Era un proceso lento. No podía suponer que otra carta anónima estaría escrita con las mismas letras y números recortados como la que ya había encontrado. Comenzó con las que Leila ya había visto. Después de cuarenta minutos, no había encontrado nada. La mayoría de las cartas decían lo usual: «Eres mi actriz preferida… Le puse su nombre a mi hija. La vi en el programa de Johnny Carson. Estaba hermosa y fue muy graciosa…» Sin embargo, también había duras críticas: «Es la última vez que gasto cinco dólares para verla. Qué película tan mala… ¿Lees los guiones, Leila, o aceptas todo lo que puedas conseguir?»

Estaba tan concentrada que no se dio cuenta de la llegada de Min y Helmut a las cuatro de la tarde. Un minuto antes estaba sola y ahora ellos se acercaban a su escritorio. Alzó la mirada y trató de adoptar una sonrisa natural; con un movimiento rápido, ocultó la carta anónima en la pila de sobres.

Era evidente que Min estaba molesta. Pareció no notar que Dora había llegado temprano.

– Sammy, tráeme el archivo de la casa de baños.

Min aguardó a que Sammy fuera a buscarlo. Cuando regresó, Helmut extendió la mano para tomar el sobre manila, pero Min se le adelantó. Estaba muy pálida. Helmut le palmeó el brazo.

– Min, por favor, te estás poniendo muy nerviosa.

Ella lo ignoró.

– Ven adentro -le ordenó a Dora.

– Primero ordenaré un poco -respondió indicándole el escritorio.

– Olvídalo, no importa.

No había nada que hacer. Si intentaba esconder la carta en su cajón, Min le exigiría que se la mostrara. Dora se acomodó el cabello y siguió a Min y Helmut a su oficina privada. Algo andaba muy mal y tenía que ver con el maldito baño romano.

Min fue a su escritorio, abrió el archivo y comenzó a buscar entre los papeles. La mayoría eran cuentas del contratista.

– Quinientos mil dólares, trescientos mil, veinticinco mil… -repetía alzando cada vez más el tono de voz-. ¡Y ahora otros cuatrocientos mil antes de empezar a trabajar en el interior! -Arrojó los papeles sobre el escritorio y dejó caer el puño sobre ellos.

Dora fue a buscar un vaso con agua fría a la nevera.

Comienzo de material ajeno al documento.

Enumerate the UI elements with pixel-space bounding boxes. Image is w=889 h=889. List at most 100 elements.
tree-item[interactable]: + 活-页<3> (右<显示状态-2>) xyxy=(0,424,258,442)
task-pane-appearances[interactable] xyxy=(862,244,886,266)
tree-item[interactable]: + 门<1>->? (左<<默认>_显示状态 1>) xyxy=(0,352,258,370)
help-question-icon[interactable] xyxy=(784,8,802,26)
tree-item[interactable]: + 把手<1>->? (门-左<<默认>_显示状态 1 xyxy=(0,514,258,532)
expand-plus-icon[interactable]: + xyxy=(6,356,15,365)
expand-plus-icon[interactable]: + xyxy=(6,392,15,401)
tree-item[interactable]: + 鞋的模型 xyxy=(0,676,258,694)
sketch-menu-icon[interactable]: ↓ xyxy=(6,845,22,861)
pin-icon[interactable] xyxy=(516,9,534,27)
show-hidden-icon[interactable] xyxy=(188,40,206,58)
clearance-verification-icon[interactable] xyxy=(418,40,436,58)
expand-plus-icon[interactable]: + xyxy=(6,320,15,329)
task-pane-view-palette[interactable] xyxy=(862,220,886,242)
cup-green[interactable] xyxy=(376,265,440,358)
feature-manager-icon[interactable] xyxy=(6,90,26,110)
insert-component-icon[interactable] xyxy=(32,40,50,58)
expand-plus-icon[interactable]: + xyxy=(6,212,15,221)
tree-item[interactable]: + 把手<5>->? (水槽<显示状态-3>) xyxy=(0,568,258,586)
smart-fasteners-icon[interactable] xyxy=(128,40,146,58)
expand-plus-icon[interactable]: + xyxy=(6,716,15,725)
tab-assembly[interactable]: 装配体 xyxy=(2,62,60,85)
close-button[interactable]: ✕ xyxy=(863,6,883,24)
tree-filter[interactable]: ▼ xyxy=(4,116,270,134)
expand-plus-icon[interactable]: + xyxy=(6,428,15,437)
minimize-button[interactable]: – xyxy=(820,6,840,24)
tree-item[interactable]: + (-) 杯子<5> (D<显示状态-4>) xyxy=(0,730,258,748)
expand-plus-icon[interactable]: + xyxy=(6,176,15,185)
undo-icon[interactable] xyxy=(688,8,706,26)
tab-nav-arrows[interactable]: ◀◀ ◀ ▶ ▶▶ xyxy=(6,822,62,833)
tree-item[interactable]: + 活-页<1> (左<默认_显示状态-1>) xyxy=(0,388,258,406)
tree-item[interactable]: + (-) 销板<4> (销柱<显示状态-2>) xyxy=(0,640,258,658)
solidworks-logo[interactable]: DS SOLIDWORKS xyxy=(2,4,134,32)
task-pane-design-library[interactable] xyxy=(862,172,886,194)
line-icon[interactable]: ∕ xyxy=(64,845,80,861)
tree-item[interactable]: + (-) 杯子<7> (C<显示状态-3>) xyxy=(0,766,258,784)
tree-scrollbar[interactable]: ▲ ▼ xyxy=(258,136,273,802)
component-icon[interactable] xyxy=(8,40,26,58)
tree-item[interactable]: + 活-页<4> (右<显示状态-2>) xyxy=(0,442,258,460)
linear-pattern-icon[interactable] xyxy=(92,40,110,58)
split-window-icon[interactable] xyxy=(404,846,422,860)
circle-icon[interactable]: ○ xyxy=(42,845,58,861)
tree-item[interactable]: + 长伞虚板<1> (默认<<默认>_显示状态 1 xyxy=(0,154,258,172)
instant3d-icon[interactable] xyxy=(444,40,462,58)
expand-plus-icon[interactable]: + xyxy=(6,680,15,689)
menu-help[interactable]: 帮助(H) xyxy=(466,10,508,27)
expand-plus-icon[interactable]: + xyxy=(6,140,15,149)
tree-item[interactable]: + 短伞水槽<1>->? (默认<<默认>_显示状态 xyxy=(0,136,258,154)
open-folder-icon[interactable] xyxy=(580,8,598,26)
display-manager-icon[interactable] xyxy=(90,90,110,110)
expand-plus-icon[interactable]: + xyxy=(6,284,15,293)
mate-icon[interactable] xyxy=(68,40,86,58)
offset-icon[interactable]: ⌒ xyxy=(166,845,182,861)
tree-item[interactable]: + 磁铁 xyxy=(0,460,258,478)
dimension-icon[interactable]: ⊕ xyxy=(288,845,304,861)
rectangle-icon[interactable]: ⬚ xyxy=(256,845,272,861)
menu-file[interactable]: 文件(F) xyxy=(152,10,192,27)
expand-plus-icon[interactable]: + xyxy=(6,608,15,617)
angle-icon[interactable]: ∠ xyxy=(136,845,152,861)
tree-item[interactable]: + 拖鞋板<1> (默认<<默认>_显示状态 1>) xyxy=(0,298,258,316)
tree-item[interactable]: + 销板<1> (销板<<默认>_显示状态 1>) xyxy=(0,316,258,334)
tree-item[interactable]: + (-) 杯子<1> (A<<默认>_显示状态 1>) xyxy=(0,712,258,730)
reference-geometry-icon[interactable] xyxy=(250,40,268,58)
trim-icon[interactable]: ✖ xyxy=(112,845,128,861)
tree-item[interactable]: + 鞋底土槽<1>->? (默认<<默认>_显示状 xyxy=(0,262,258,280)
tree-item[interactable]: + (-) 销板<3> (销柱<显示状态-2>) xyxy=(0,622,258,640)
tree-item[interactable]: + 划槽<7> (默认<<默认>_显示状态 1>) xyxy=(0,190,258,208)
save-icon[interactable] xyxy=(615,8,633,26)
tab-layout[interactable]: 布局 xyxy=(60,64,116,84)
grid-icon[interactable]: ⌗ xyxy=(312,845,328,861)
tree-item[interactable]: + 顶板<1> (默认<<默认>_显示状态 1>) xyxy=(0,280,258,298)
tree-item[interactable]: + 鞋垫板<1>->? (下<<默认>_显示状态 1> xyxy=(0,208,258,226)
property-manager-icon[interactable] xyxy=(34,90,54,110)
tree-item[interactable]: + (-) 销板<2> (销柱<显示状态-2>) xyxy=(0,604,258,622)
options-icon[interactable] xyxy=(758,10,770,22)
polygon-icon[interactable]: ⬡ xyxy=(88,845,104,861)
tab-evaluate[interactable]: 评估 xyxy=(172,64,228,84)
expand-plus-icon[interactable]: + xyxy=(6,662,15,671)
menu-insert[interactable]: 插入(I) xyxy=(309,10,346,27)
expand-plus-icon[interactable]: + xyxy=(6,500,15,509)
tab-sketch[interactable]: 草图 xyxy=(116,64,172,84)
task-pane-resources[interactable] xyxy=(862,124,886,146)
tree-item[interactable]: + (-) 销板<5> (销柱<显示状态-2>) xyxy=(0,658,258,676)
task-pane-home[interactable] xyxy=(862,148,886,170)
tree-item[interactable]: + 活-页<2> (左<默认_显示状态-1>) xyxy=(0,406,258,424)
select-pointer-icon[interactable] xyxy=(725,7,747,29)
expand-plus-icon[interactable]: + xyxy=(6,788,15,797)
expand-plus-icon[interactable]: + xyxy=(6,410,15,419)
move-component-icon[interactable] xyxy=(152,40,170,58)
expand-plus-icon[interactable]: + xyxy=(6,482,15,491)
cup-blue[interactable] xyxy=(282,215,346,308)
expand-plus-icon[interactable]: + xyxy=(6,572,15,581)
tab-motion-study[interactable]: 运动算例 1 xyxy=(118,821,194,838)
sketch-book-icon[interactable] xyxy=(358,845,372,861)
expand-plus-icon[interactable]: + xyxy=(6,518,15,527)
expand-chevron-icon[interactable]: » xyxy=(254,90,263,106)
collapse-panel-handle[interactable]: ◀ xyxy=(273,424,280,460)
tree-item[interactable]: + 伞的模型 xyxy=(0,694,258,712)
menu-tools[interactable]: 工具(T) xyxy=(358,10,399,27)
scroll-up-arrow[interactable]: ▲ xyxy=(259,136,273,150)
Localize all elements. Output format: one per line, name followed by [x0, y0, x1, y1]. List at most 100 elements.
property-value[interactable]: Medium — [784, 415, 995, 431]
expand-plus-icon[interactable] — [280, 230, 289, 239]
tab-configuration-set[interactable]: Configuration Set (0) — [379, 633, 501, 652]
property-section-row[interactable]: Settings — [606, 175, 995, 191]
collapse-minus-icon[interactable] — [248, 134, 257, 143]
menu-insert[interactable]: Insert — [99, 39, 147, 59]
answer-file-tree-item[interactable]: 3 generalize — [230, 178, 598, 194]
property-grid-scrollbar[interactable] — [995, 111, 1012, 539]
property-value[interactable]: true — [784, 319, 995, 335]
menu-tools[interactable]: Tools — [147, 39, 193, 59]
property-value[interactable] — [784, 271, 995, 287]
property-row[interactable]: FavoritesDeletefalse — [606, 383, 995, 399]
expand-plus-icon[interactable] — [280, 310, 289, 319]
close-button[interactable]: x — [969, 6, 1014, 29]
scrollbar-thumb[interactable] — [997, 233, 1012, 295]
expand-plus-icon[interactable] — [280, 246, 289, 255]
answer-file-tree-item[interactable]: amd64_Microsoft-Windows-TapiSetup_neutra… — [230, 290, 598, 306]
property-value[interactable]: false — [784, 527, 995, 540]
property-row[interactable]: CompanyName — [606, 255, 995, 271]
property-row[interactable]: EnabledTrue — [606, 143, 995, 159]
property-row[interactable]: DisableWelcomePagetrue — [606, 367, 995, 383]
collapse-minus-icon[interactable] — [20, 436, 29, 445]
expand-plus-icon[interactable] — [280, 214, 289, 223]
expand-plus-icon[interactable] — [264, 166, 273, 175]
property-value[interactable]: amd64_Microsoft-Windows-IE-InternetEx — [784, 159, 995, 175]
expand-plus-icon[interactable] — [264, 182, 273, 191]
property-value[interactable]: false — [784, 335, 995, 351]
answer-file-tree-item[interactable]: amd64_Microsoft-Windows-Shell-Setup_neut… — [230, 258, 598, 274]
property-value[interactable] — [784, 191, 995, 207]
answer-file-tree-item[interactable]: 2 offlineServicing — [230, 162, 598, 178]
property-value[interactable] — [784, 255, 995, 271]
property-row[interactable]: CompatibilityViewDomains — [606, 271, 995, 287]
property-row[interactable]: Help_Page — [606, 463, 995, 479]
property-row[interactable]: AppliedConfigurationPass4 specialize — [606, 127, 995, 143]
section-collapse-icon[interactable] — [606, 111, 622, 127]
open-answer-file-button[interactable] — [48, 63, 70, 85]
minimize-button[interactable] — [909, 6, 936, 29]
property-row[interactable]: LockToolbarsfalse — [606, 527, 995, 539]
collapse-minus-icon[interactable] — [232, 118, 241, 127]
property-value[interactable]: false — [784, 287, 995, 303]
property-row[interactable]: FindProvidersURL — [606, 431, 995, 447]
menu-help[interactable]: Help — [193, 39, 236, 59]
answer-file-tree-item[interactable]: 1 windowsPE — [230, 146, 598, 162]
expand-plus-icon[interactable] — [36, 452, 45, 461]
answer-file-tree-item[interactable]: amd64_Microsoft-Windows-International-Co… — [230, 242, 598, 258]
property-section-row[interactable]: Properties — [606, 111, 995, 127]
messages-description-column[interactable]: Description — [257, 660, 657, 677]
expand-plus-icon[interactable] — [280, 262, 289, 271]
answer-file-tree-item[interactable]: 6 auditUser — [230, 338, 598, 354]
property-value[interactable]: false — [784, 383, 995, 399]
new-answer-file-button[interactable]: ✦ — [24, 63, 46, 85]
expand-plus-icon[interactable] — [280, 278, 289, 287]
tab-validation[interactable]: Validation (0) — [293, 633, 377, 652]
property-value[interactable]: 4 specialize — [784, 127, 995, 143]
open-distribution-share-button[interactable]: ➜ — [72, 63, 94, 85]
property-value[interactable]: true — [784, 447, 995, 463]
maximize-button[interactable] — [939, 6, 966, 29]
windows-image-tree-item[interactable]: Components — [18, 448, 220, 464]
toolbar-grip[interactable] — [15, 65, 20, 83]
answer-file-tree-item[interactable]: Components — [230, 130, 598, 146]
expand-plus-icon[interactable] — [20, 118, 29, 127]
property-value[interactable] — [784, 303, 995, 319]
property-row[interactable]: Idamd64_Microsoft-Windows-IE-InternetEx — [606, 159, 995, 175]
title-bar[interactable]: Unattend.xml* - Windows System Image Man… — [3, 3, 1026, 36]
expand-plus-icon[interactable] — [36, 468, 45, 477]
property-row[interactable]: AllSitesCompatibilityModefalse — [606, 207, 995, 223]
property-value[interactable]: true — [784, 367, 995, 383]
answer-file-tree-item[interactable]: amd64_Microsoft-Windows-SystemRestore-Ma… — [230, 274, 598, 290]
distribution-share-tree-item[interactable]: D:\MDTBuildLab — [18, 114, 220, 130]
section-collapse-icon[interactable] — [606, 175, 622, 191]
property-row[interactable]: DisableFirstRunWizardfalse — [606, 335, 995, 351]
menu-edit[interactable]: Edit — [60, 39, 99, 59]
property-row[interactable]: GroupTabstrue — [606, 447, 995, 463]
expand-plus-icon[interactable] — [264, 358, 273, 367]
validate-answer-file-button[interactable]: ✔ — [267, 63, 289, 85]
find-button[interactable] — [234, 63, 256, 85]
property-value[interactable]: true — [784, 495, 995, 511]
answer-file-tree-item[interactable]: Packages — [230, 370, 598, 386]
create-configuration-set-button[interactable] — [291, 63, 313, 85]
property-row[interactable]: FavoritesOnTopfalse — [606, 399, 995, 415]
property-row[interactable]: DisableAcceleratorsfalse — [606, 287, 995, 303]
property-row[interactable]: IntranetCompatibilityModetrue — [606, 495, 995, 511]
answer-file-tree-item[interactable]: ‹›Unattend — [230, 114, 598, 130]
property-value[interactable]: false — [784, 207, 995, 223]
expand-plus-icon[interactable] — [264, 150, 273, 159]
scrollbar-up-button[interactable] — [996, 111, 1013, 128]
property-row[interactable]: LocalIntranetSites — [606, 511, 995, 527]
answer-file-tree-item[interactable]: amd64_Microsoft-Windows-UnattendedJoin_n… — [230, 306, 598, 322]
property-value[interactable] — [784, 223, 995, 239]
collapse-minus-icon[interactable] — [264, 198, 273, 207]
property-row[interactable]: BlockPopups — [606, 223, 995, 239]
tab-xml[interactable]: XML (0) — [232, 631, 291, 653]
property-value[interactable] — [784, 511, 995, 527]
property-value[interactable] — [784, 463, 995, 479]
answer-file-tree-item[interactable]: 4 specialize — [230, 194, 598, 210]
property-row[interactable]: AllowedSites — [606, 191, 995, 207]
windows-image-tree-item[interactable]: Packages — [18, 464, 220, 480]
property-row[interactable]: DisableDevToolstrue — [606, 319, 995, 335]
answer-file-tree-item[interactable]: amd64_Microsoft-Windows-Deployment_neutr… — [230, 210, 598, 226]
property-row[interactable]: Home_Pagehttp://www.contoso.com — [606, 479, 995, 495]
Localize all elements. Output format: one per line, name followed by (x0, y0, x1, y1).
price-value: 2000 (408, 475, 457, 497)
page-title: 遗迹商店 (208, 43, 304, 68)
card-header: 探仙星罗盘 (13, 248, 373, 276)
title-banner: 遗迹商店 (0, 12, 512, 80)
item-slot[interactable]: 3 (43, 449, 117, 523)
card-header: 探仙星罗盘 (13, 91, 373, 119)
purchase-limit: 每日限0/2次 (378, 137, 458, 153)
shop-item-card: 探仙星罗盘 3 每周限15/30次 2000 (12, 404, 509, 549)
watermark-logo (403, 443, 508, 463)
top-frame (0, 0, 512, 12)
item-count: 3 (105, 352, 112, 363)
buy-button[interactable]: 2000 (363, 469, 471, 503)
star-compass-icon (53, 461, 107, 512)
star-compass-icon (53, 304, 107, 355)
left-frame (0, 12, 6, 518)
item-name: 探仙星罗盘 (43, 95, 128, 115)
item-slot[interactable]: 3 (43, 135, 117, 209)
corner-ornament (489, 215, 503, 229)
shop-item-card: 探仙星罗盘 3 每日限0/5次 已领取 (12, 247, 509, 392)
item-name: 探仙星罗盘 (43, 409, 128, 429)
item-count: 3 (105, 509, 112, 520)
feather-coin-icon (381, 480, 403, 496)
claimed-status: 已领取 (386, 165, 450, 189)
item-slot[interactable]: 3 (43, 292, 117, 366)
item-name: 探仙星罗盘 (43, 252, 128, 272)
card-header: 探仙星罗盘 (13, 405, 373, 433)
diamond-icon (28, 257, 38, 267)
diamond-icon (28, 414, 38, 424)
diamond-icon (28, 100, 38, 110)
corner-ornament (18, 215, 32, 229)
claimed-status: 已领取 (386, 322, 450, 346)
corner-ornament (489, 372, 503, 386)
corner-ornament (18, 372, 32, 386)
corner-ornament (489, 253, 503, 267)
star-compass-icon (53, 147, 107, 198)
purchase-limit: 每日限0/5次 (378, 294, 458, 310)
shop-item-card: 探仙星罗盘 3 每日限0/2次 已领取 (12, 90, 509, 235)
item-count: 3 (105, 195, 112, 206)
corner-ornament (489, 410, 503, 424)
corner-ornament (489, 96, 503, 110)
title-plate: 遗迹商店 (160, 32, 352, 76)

Helmut dio la vuelta al escritorio, puso las manos sobre las sienes de Min y comenzó a masajearla suavemente para que se tranquilizara.

– Minna, Minna, debes relajarte. Piensa en algo agradable. Te subirá la tensión.

Dora le entregó el vaso de agua a Min y miró con desprecio a Helmut. «Este despilfarrador llevará a Min a la tumba con sus locos proyectos», pensó. Min había tenido razón cuando sugirió que pusieran una tarifa menor para la parte de atrás de «Cypress Point». Eso hubiera funcionado. En esos días, tanto las secretarias como los de la alta sociedad iban a los establecimientos de descanso. En su lugar, ese estúpido pomposo había convencido a Min para que construyera la casa de baños. «Será algo de lo que hablará todo el mundo», era su frase favorita. Dora conocía las finanzas del lugar tan bien como ellos. Y no podía continuar así. Interrumpió los ruegos de Helmut.